Inspiration by the Rhythm of a Folk Dance Song

The repertoire of the spontaneous folk singing found in Czech, Moravian and Silesian collection fund is created by the songs and compositions of different character and provenience. There are two different areas of tunes which differ melodically, rhythmically, harmonically and formally (Hostinský 1906; Smetana – Václavek 1935, 1950). Between both melody types, it is possible to draw a boundary line through the area of east Moravia (Holý 1967). Observing this dividing line, we assign the music folklore of Bohemia and west Moravia to so-called western melody type. The eastern type includes mainly the song fund of east Moravia. Both song types do not appear separately, they often overlap, in some ethnographic regions they live next to each other (Holý 1967).

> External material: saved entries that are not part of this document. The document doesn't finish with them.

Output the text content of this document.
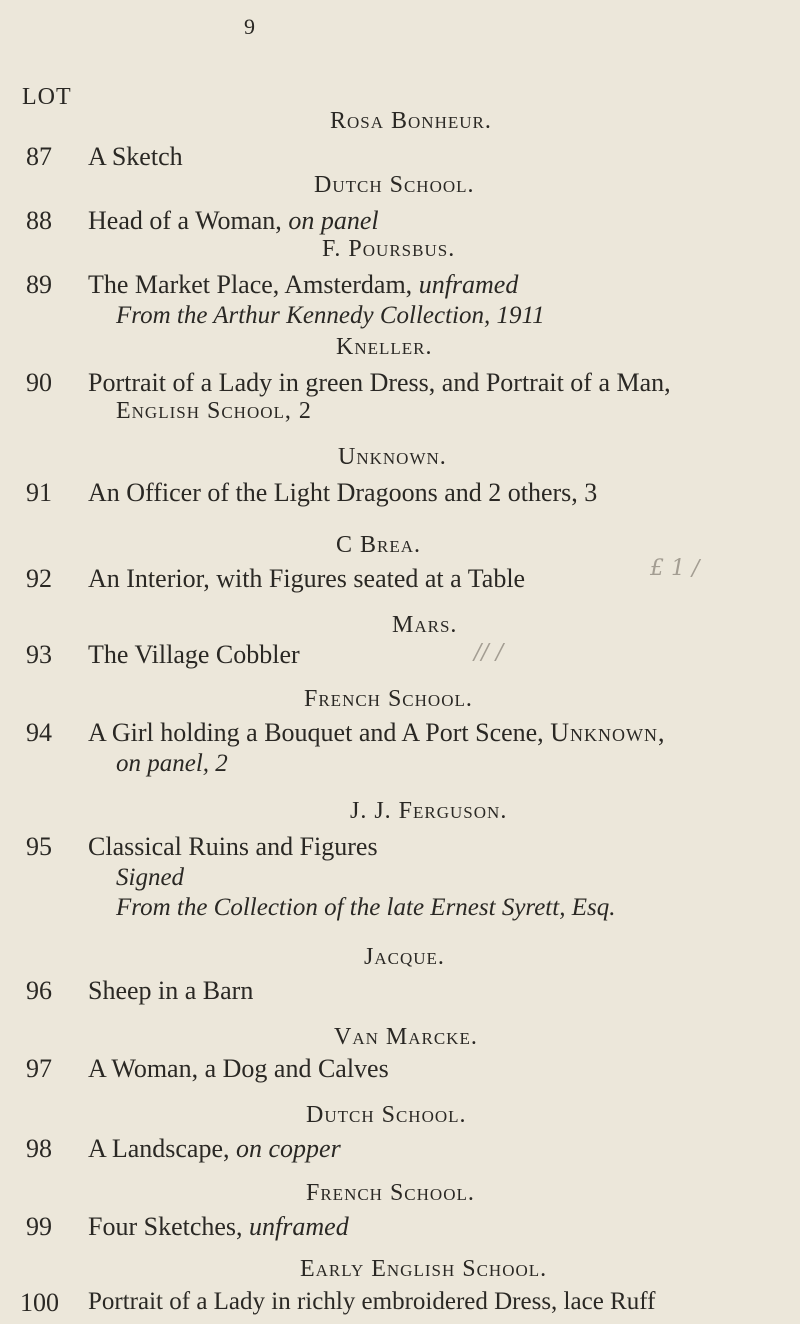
9
LOT
Rosa Bonheur.
87 A Sketch
Dutch School.
88 Head of a Woman, on panel
F. Poursbus.
89 The Market Place, Amsterdam, unframed
From the Arthur Kennedy Collection, 1911
Kneller.
90 Portrait of a Lady in green Dress, and Portrait of a Man,
English School, 2
Unknown.
91 An Officer of the Light Dragoons and 2 others, 3
C Brea.
92 An Interior, with Figures seated at a Table	£ 1 ∕
Mars.
93 The Village Cobbler	∕∕ ∕
French School.
94 A Girl holding a Bouquet and A Port Scene, Unknown,
on panel, 2
J. J. Ferguson.
95 Classical Ruins and Figures
Signed
From the Collection of the late Ernest Syrett, Esq.
Jacque.
96 Sheep in a Barn
Van Marcke.
97 A Woman, a Dog and Calves
Dutch School.
98 A Landscape, on copper
French School.
99 Four Sketches, unframed
Early English School.
100 Portrait of a Lady in richly embroidered Dress, lace Ruff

Dance songs represent a very large group from the functional point of view. In school education we may rely on ethno-musicological and ethnochoreological knowledge (Toncrová 2000, Matuszková 2000), e. g. the definition of basic characteristic features of dance melodies:

  • the area of Bohemia and west Moravia
    • the songs to dances with fixed relations to music accompaniment (formerly so-called figural dances), e. g. one melody corresponds to one dance. Here belong the melodies to two-beat and three-beat dances, e. g. hulán, dupák, šotyška, kalamajka, mazurka etc.;
    • interesting are the dances in alternating time, so-called mateníky in which the time and dance step change (in a lesser number they appear also in east and north-east Moravia);
  • the area of east and south-east Moravia
    • especially characteristic are the songs to two-beat dances whose basic movement sign is the gyration of a dancing couple around the common axis (so-called rotating dances). In individual regions, these are various modifications of one dance scheme to which different songs are sung. There are e. g. vrtěná, danaj, sedlcký(á), sedlácká, skočná, starosvětská, koulaná (gúlaná), točená etc.;
    • a significant group are the dances of more serious, almost ceremonial character in a three-beat time, e. g. coufavá, zavádka, valaská, starodávný;
    • a specific dance type in south-east Moravia is the male dance verbuňk. It has an improvisational character, its accompanying melody has a dotted rhythm; the slow part of the dance is in 4/4 time, quick in 2/4 time.


  • Holý, D. (1967). Na okraj etnografické hranice na Moravě [Marginal Notes on the Ethnographic Border in Moravia]. Národopisný věstník československý II (XXXV), pp. 21-41. Praha: Národopisná společnost československá.
  • Hostinský, O. (1906). Česká světská píseň lidová. Úvahy národopisné a hudební [Czech Secular Folk Song. Ethnographic and Music Reflections] Praha: F. Šimáček.
  • Matuszková, J. (2000). Typologie lidového tance [Typology of Folk Dance]. In J. Jančář et al. (eds.). Lidová kultura na Moravě [Folk Culture in Moravia]. Vlastivěda moravská. Země a lid. Nová řada, vol. 10. Strážnice: Ústav lidové kultury ve Strážnici; Brno: Muzejní a vlastivědná společnost v Brně, pp. 306–313.
  • Smetana, R. & Václavek, B. (1935). Lidová píseň [Folk Song]. In Ottův slovník naučný nové doby. Dodatky III, vol. 2, pp. 1192-1195. Praha: Nakladatelství J. Otto spol. s r.o.
  • Smetana, R. & Václavek, B. (1950). O české písni lidové a zlidovělé [On Czech Folk Song]. Praha: Svoboda, pp. 133-141.
  • Toncrová, M. (2000). Bádání o hudebním folkloru. Písňové druhy a zpěvní příležitosti. Skladba repertoáru [Research in Music Folklore. Song Types and Singing Opportunities. The Structure of Repertoire]. In J. Jančář et al. (eds.). Lidová kultura na Moravě [Folk Culture in Moravia]. Vlastivěda moravská. Země a lid. Nová řada, vol. 10. Strážnice: Ústav lidové kultury ve Strážnici; Brno: Muzejní a vlastivědná společnost v Brně, pp. 275–286.